Photo by M.V. Jantzen

Good morning, Washington. If you haven’t been following the Washington Post’s investigative series into the squandering of millions of dollars worth of HIV/AIDS funding inside the District, take some time to do so today. The stories forced Mayor Adrian Fenty and Attorney General Peter Nickles to call a press conference on Monday and announce an investigation into whether nonprofit groups have misspent AIDS funding inside the city with the country’s worst infection rate.
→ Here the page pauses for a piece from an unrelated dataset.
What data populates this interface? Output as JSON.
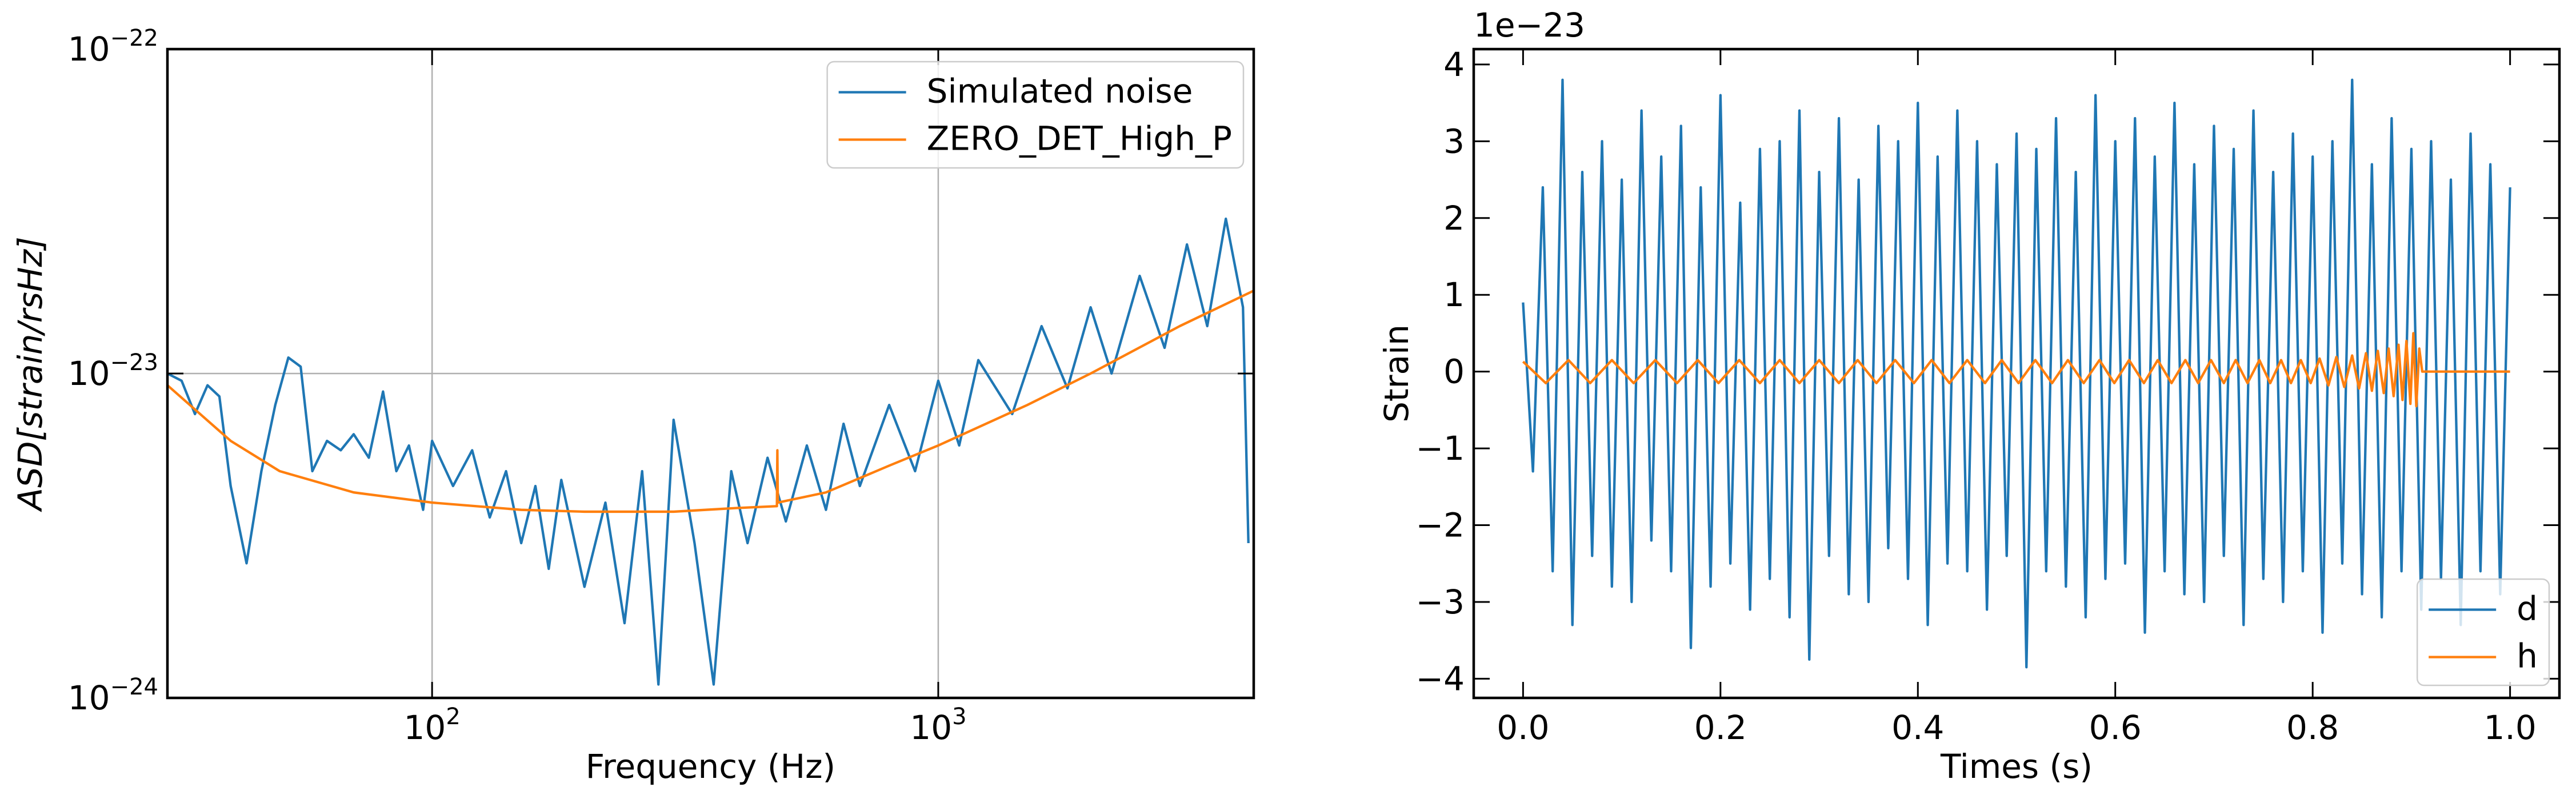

The FBI also launched its own investigation of D.C. AIDS funding in 2006, and the case is still active, according to the Post.

Will the Gay Marriage Hearing Be Another Marathon?: The D.C. Council is set to hear testimony on Oct. 26 on the upcoming same sex marriage legislation, and the Examiner reports that nearly 100 people are already signed up to speak. Could this hearing possibly rival the 18-hour DCPS hearing that started Friday morning and ended at 4 a.m. on Saturday? Probably not: gay marriage is nowhere near as controversial topic among the Council as education reform is.

Clark Ray Battling Strange Lawsuit: The Washington Times reports on a rather bizarre lawsuit filed against current D.C. Council candidate and former director of the Department of Parks and Recreation, Clark Ray. Two days after Ray announced he would be running for the Council, the father of an inmate at the old Oak Hill Youth Center filed suit against Ray for allegedly soliciting sex from the juvenile after he was invited to spend Christmas of 2007 with Ray and his partner at their home (the couple had apparently intended to treat a troubled youth to a special holiday as a sort of charitable/Big Brother gesture). There’s just a ton about this story that demands skepticism: the timing of the lawsuit, the records and reputation of both the boy’s father and his lawyer, and most of all, that the complainant has refused to answer questions when police inquired about the case. But DYRS too has “refused to verify basic information about the evening in question and about the agency’s procedures for checking youths out of detention,” which seems unnecessary. Whether procedures were followed when Ray took this juvenile into his custody for one night ought to be a pretty straightforward question to answer.

Briefly Noted: Double shooting in Southeast leaves one dead, one critically injured … Two people hospitalized due to carbon monoxide leak in Columbia Heights home … Arlington family of 16 displaced by early morning fireDevelopers battle White Flint plan to require purchase of farmers’ rights … D.C. man who shot armored truck says he was on PCP at the time.

This Day in DCist: In 2008, we tried to get to the bottom of a loud noise coming from the HUD building, and in 2006, we couldn’t find many Nationals fans to speak of.